- Original language: English
- Written by: John Dryden
- Genre: Tragicomedy

Premiere
- Date: January 1694
- Place: Theatre Royal, Drury Lane, London

= Love Triumphant =

Restoration tragicomedy by John Dryden

Love Triumphant; Or, Nature Will Prevail is a 1694 tragicomedy by the English writer John Dryden. It was Dryden's final stage play.

It was originally staged by the United Company at the Theatre Royal, Drury Lane. The first cast included Thomas Betterton as Alphonso, Edward Kynaston as Veramond, Joseph Williams as Garcia, John Verbruggen as Ramirez, Thomas Doggett as Sancho, George Powell as Carlos, Cave Underhill as Lopez, Mary Betterton as Ximena, Elizabeth Barry as Victoria, Anne Bracegirdle as Celidea, Susanna Mountfort as Dalinda and Mary Kent as Nurse. Incidental music was provided by John Eccles and Henry Purcell.

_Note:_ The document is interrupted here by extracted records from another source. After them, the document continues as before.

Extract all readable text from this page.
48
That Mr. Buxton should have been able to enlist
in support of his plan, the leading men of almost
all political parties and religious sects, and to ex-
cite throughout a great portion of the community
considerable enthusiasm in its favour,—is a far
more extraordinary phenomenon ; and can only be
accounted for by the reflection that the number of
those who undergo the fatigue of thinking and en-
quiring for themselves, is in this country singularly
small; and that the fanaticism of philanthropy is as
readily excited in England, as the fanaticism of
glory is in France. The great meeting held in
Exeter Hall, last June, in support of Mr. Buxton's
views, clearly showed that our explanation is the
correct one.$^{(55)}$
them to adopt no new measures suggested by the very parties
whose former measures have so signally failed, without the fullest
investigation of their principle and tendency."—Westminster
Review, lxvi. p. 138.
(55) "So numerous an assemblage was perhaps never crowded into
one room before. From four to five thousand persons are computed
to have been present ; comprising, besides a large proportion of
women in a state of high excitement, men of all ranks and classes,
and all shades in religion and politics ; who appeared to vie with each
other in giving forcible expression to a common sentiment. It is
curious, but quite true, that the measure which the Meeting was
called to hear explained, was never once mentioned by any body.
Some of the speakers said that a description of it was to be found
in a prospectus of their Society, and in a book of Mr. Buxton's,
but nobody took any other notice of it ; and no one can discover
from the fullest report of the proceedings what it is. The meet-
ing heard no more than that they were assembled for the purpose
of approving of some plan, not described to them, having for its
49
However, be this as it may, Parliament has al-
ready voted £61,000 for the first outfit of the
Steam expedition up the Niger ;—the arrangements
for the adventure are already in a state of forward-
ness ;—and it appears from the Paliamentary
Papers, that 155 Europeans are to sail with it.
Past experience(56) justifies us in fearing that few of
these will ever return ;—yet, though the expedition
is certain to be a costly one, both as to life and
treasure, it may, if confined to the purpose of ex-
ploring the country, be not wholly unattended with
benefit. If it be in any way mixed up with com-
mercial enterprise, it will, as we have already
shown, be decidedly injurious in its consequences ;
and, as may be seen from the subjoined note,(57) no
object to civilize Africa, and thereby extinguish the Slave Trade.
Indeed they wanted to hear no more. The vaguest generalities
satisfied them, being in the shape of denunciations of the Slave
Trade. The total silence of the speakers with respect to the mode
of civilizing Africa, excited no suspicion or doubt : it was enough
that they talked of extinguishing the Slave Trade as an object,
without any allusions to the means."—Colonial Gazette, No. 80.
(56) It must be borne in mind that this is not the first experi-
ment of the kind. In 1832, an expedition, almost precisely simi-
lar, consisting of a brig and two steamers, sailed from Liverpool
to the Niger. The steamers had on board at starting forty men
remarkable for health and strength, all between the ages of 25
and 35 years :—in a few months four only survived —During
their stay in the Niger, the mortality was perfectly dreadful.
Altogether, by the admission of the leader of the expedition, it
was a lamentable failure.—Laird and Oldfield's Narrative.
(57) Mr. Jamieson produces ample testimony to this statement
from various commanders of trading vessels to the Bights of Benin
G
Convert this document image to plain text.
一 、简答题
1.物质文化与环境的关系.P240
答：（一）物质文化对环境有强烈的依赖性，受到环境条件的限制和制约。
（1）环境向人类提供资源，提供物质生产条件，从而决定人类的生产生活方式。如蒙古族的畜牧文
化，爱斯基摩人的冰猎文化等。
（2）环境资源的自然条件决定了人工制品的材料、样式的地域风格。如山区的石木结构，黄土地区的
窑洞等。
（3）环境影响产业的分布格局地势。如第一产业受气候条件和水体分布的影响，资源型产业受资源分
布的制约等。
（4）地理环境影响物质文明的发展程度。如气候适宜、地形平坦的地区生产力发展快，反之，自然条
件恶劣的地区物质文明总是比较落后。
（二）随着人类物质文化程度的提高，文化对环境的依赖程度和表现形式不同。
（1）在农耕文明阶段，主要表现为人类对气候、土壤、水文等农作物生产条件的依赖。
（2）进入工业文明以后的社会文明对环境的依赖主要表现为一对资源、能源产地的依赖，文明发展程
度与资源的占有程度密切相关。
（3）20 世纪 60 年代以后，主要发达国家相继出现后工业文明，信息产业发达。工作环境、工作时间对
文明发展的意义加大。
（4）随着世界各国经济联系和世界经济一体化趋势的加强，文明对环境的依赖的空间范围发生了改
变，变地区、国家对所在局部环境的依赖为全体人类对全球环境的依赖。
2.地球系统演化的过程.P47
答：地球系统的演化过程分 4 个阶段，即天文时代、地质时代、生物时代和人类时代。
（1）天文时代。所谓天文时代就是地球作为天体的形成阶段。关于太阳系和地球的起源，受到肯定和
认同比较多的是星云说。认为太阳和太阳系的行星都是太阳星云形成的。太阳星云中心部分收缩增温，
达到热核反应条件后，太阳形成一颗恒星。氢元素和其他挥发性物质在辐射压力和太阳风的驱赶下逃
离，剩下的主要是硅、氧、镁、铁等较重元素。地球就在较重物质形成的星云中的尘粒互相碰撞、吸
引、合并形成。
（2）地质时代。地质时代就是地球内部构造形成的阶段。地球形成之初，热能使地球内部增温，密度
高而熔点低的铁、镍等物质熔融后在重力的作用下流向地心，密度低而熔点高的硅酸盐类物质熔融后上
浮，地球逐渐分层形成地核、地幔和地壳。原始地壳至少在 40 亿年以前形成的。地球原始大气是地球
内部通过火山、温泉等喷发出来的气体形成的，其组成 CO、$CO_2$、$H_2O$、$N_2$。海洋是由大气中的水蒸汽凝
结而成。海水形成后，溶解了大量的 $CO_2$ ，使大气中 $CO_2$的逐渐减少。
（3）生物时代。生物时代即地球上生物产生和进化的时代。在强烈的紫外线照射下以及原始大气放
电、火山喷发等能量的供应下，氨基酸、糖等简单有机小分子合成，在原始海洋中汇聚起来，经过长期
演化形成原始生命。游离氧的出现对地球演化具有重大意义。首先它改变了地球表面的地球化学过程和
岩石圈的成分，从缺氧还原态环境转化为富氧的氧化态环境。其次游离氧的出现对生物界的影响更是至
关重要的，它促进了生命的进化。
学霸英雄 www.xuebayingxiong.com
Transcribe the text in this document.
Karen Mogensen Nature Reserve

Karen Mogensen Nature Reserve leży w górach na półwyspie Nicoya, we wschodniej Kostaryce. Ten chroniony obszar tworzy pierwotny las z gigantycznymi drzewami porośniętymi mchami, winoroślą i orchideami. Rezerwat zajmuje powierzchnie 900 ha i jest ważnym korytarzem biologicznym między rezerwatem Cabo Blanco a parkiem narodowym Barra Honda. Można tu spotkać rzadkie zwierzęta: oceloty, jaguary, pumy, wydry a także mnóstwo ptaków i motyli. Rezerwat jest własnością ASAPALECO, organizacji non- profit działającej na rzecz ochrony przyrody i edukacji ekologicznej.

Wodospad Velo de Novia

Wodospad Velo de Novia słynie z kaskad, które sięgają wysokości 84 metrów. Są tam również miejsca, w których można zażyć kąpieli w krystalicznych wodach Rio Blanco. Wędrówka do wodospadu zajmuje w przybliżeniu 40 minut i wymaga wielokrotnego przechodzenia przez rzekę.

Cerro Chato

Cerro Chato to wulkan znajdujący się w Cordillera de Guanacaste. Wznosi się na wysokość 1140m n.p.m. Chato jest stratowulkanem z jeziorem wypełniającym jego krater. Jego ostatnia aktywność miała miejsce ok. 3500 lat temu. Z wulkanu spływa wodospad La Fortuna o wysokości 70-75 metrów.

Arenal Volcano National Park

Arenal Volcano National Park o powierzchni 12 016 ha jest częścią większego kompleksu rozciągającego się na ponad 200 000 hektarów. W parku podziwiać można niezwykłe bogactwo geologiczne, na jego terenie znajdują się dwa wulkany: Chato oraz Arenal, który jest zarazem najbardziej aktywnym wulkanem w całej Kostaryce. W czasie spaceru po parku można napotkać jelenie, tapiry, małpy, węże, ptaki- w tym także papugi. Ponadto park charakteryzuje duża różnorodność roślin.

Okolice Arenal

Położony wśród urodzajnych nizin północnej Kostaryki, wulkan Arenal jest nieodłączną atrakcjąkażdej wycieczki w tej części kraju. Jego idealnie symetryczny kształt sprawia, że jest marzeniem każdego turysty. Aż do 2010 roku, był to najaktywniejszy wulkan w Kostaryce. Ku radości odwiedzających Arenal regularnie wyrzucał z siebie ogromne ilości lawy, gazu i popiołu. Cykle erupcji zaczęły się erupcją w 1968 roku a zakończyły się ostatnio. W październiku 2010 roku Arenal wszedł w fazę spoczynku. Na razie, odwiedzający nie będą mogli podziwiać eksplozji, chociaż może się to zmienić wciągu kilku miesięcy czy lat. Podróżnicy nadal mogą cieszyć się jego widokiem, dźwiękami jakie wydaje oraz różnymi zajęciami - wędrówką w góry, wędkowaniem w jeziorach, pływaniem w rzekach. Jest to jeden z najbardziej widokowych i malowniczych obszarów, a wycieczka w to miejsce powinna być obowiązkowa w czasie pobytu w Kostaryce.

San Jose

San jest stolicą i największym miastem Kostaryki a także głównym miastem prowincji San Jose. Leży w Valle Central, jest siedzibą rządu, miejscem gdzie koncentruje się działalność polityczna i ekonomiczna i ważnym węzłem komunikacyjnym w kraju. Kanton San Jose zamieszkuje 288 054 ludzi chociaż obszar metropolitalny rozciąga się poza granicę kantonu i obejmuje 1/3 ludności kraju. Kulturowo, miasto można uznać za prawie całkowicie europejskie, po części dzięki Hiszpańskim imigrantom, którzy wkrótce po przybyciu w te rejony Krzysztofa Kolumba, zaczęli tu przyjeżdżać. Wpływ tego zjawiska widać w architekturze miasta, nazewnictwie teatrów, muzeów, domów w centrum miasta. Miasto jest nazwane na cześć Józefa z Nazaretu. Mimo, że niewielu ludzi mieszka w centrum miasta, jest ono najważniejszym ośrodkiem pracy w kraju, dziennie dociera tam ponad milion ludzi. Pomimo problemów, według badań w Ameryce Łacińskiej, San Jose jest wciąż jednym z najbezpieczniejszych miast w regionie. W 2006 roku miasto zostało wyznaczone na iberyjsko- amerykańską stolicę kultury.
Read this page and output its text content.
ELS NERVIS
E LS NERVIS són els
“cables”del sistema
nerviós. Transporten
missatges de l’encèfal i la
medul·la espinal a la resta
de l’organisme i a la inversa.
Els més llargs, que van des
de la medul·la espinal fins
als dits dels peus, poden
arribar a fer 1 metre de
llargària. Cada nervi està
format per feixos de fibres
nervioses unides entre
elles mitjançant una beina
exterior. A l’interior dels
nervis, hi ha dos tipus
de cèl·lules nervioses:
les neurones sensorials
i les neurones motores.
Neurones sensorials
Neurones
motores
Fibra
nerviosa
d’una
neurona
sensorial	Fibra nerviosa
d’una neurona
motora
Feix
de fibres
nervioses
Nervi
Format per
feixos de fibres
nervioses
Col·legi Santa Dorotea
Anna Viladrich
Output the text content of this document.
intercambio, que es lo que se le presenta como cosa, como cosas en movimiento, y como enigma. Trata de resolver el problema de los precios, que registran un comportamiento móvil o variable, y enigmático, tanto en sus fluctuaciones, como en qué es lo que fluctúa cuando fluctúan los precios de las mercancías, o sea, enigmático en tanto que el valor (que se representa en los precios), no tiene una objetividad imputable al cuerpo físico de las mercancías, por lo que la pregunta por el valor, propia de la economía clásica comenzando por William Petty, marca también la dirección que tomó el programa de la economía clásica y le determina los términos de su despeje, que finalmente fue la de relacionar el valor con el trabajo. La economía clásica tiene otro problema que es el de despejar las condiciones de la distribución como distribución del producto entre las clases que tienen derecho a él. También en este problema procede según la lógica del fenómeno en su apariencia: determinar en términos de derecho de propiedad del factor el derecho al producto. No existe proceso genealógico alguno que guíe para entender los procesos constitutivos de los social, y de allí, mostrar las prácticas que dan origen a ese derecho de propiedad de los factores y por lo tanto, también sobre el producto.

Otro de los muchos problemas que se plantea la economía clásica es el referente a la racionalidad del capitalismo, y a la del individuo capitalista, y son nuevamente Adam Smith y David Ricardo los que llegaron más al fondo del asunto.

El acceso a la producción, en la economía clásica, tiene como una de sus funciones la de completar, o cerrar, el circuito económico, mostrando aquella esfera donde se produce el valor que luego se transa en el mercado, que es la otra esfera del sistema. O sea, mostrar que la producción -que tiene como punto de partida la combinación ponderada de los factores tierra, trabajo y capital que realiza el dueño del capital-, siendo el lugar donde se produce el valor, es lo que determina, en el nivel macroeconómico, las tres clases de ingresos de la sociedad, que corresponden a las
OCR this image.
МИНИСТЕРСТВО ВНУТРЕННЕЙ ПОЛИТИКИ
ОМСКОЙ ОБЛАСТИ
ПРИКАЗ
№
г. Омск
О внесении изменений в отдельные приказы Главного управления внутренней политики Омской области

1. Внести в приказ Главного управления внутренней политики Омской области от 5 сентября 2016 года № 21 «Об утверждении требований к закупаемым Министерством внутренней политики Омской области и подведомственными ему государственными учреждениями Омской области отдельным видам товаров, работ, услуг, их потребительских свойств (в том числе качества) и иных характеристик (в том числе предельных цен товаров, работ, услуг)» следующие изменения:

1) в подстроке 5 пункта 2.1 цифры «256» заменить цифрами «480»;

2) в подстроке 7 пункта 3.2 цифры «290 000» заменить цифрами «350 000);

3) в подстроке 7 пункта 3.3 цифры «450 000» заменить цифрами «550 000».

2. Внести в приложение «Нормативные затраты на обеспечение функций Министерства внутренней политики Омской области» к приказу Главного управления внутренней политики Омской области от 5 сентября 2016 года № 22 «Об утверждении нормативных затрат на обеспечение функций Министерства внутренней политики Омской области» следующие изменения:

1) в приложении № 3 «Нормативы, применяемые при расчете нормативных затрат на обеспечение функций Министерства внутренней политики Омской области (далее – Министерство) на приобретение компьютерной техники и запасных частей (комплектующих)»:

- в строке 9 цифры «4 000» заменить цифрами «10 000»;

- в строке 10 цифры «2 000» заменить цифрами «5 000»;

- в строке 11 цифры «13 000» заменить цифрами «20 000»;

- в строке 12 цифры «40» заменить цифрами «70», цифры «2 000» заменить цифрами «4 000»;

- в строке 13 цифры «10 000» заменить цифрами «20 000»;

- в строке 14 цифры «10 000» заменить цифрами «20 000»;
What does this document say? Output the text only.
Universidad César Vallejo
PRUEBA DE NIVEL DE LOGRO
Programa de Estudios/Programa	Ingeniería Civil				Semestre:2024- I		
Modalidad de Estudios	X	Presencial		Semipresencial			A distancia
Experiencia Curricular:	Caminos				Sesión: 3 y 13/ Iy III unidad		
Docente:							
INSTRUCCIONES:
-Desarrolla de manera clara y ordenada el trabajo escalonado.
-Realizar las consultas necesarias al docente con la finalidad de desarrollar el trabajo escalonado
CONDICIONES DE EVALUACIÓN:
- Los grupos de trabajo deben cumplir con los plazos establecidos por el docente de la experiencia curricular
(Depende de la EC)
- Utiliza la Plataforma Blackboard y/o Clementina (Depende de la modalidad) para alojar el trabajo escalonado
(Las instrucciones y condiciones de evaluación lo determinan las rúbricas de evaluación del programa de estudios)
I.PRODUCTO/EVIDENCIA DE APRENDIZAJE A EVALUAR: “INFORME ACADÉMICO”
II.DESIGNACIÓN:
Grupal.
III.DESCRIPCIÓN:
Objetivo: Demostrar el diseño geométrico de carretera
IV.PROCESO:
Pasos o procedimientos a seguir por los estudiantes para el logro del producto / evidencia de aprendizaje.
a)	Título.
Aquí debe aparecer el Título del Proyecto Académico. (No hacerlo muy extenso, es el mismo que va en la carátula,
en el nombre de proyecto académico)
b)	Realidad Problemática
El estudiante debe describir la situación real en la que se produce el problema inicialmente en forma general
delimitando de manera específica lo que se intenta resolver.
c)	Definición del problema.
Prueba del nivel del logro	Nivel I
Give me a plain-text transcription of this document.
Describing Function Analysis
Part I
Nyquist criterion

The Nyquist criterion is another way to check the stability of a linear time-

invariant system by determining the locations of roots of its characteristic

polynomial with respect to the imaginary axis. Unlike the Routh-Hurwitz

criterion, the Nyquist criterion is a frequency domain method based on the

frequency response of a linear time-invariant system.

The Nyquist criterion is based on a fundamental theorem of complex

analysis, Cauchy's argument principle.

The published version of the play was dedicated to Earl of Salisbury, who shared Jacobite sympathies with Dryden. It was printed by the publisher Jacob Tonson who secured exclusive rights to Dryden's work late in the writer's career.

==Bibliography==
- Nicoll, Allardyce. History of English Drama, 1660-1900: Volume 1, Restoration Drama, 1660-1700. Cambridge University Press, 1952.
- Van Lennep, W. The London Stage, 1660-1800: Volume One, 1660-1700. Southern Illinois University Press, 1960.